As you can see, the probability formula simply links the probability of realizing one's “mean” with the estimate of the number of snobs around and makes the probability value for 1 not go out. That's all. Nothing smarter. If a person is inclined to think that there are few snobs, it means that he is conscious of himself as the average p = 1. Otherwise, subtract the specific value of S from the average, take it in absolute value, multiply it by some coefficient, subtract the resulting one from the unit. Initially, the exponent was used to calculate the probability, but without it, it turned out even better
Further, if , Otherwise: where rand () is a uniform random value from 0 to 1. Normal distributionhere it simulates an anomaly for “man of the majority”, and - a random choice for a person not from the majority. Those. if a person is “average”, he has an “anomalous” distribution, if not “average” is even.
Next, we interpret R :
R [0-33] is social
R (33-66] nihilist
R (66, ...] social phobia
For women, the probability is considered that she is aware of herself as an “average woman”:
,
- coefficient showing for the women in the sample the degree of their feeling of being the same as everyone else. If a otherwise, R is evenly distributed between 0-66, and other options are skipped. This simulates an abnormally small number of women with irritation regarding social activity. We interpret R as well as for men.
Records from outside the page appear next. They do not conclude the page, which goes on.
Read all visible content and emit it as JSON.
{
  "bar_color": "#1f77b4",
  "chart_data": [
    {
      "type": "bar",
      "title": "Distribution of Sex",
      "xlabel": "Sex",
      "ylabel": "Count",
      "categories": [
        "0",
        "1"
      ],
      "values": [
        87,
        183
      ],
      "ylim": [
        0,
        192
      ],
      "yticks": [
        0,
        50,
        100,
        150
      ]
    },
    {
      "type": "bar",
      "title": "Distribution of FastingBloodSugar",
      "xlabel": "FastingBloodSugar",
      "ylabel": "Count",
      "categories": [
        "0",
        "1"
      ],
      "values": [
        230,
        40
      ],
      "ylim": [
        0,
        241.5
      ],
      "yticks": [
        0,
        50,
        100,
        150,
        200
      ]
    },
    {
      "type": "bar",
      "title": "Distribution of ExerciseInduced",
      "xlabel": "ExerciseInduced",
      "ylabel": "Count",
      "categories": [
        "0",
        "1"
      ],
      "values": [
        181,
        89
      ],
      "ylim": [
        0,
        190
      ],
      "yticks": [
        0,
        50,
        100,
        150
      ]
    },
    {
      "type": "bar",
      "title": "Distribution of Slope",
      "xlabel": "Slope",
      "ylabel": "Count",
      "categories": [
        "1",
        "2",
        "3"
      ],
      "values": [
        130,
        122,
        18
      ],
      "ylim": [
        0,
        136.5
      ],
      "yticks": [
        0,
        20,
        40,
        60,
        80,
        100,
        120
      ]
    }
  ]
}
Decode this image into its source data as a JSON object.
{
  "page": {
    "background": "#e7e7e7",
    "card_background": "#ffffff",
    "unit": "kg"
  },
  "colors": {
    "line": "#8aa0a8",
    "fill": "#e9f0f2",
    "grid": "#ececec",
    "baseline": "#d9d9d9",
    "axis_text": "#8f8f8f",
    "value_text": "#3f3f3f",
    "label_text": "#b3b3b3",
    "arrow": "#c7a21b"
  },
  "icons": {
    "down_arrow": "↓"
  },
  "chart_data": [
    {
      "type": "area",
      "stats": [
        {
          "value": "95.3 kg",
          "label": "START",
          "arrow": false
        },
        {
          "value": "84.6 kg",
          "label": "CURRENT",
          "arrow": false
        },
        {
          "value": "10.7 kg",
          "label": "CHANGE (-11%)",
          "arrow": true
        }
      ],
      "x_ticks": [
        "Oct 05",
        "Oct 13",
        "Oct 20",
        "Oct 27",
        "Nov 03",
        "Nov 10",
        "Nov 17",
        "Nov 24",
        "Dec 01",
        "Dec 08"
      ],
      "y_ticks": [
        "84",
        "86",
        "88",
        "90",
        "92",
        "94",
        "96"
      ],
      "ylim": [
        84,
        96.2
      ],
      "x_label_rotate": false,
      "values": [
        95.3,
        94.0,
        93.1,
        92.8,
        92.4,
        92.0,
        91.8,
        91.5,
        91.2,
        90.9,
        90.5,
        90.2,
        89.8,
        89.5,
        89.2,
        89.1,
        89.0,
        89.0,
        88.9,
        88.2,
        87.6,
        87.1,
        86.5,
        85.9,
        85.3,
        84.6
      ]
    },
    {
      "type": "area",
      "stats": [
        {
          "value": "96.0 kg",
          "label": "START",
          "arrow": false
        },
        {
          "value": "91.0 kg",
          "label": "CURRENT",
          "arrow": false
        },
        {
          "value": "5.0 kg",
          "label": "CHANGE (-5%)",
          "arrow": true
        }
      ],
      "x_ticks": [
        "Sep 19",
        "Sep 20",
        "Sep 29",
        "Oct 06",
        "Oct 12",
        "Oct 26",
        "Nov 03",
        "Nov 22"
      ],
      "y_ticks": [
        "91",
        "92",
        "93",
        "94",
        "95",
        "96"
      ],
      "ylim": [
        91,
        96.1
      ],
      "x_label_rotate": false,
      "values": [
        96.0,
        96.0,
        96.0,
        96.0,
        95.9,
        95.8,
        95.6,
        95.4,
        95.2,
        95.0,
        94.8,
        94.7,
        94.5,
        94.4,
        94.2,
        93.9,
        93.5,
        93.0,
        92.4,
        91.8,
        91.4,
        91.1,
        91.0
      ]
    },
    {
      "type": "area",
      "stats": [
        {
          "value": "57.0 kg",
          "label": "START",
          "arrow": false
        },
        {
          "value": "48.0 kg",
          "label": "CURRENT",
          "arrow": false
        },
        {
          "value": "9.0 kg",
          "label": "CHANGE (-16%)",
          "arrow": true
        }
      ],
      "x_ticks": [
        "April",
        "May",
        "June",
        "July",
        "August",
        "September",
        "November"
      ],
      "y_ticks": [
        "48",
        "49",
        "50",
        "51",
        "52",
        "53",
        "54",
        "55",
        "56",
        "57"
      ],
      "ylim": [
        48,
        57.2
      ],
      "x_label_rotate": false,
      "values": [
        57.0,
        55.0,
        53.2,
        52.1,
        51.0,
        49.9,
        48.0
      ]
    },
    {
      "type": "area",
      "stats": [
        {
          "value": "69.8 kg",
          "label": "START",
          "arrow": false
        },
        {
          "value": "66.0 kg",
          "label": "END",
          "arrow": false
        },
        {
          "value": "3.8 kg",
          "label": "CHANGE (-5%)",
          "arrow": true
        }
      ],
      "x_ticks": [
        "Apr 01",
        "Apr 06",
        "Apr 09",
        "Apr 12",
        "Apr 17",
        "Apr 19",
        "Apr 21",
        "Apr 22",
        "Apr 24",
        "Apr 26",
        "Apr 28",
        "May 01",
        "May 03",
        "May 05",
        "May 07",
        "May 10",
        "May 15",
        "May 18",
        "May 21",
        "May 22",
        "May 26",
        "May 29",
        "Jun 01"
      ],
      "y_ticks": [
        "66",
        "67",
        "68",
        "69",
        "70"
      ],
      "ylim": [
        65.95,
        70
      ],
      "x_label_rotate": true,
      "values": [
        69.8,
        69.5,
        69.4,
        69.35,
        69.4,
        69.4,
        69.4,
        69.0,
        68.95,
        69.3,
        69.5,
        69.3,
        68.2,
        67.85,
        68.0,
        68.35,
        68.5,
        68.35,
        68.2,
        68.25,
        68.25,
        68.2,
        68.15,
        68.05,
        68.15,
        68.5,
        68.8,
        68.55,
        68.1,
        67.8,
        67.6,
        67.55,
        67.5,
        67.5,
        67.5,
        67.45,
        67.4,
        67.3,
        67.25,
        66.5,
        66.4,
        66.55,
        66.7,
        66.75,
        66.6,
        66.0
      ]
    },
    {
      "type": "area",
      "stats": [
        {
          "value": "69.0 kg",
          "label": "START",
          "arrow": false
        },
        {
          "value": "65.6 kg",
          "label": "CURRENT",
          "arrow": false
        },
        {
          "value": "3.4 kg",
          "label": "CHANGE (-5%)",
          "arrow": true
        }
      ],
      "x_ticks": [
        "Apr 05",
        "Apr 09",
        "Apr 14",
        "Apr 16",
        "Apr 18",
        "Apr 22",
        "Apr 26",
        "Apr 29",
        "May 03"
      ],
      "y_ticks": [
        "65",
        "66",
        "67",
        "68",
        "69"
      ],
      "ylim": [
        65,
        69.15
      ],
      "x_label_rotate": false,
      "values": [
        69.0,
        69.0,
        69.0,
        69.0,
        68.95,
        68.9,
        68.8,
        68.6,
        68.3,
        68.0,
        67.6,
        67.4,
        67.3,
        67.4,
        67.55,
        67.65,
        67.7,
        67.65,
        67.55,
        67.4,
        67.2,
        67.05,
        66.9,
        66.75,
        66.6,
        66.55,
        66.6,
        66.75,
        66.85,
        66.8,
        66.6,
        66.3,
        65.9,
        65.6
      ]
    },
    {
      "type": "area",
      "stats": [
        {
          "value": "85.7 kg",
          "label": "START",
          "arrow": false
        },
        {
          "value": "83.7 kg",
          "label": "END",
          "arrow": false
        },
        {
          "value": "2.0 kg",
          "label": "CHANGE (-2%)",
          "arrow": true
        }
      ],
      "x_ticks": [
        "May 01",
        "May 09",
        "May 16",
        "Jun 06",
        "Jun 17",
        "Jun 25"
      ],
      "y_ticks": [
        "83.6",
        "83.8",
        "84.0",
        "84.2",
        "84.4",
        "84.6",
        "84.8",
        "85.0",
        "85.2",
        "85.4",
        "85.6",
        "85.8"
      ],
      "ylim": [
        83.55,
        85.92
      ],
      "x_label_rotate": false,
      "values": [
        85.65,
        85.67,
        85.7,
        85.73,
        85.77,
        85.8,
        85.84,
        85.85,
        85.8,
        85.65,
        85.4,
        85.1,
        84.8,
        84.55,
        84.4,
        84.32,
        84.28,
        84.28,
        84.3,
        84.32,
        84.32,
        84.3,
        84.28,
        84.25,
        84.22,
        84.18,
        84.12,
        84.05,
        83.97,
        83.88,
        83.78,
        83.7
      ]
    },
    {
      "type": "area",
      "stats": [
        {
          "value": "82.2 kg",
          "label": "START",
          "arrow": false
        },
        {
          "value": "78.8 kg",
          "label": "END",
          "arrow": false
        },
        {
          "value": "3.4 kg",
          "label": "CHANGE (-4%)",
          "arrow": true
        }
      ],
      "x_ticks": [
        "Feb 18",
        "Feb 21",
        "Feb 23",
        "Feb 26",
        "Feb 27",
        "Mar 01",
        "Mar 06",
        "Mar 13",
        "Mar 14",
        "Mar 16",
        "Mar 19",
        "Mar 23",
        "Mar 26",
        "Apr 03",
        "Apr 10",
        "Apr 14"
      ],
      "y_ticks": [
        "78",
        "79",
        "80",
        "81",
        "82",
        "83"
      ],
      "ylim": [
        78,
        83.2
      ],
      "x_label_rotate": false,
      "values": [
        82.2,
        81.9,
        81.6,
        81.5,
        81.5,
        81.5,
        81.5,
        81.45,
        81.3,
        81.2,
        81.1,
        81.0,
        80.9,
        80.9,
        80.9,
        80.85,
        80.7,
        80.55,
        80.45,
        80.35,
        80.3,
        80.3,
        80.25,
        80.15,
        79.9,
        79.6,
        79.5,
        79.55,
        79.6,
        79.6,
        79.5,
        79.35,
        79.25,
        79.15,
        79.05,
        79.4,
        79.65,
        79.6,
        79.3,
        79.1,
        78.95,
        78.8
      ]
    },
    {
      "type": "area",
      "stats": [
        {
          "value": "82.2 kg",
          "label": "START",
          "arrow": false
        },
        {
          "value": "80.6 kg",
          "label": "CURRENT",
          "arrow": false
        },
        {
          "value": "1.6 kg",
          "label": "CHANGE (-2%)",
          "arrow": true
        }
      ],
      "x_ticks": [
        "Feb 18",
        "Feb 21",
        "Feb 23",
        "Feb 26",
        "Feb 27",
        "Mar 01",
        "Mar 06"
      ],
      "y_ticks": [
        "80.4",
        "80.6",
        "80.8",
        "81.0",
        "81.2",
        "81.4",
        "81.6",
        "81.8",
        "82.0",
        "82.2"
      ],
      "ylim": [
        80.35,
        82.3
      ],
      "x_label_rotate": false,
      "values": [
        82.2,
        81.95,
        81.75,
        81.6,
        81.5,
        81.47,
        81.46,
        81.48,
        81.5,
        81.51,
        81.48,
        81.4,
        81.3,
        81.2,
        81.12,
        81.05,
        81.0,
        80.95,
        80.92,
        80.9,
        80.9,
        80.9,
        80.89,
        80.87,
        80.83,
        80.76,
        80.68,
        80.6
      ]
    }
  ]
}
As you can see, the verbal description and understanding of what is happening, in a sense, “stretched” on a simple mathematical framework. It is only necessary to imagine a little bit that these or other distributions can simulate , but that's all. It remains only to choose the coefficients to get a result similar to the original experiment.
Table 5 (real percentages from the survey in brackets)
Social
Pofigistic
Annoying
Many snobs
6% (7%)
6% (6%)
6% (7%)
Medium snobs
11% (11%)
12% (12%)
11% (8%)
Few snobs
10% (10%)
28% (26%)
10% (13%)
Women Modeled Interest
Table 6 (in brackets real interest from the survey)
Social
Pofigistic
Annoying
Many snobs
5% (5%)
4% (4%)
5% (5%)
Medium snobs
22% (20%)
19% (22%)
10% (6%)
Few snobs
12% (12%)
12% (14)
11% (12%)
Setting error (total percentage mismatch) 22% mismatch (at maximum 400) which is beautiful. The average error of the percentages in the model to the real values is 1.22%, the standard deviation is 1.16%. Chi-square remains, but with a scratch. If you combine the remnants, then pass without squeaking. In general, bearable. In fact, there is a systematic error that the “anomalous” distribution for women is not well modeled, but with this something can be done.
Conclusion
In such a straightforward way, one can quite well model a rather complex and incomprehensible behavior of people, without attracting neural networks and other black-box methods to the question. All parameters have a fairly simple and intuitive meaning that can be operated upon when fitting some other sample to this model. And then you can easily and pleasantly interpret the difference in the results. For example, consider the bias of the estimated anomalies or the difference in the feeling of people in the sample themselves the same as others.
Each of the parameters can easily be made dependent on something else and simulate deeper connections. In general, the tool seems to me extremely useful. It’s not a fact that it will reveal some depths of understanding the phenomenon, but it will definitely make you look more closely at the data and what can stand behind them.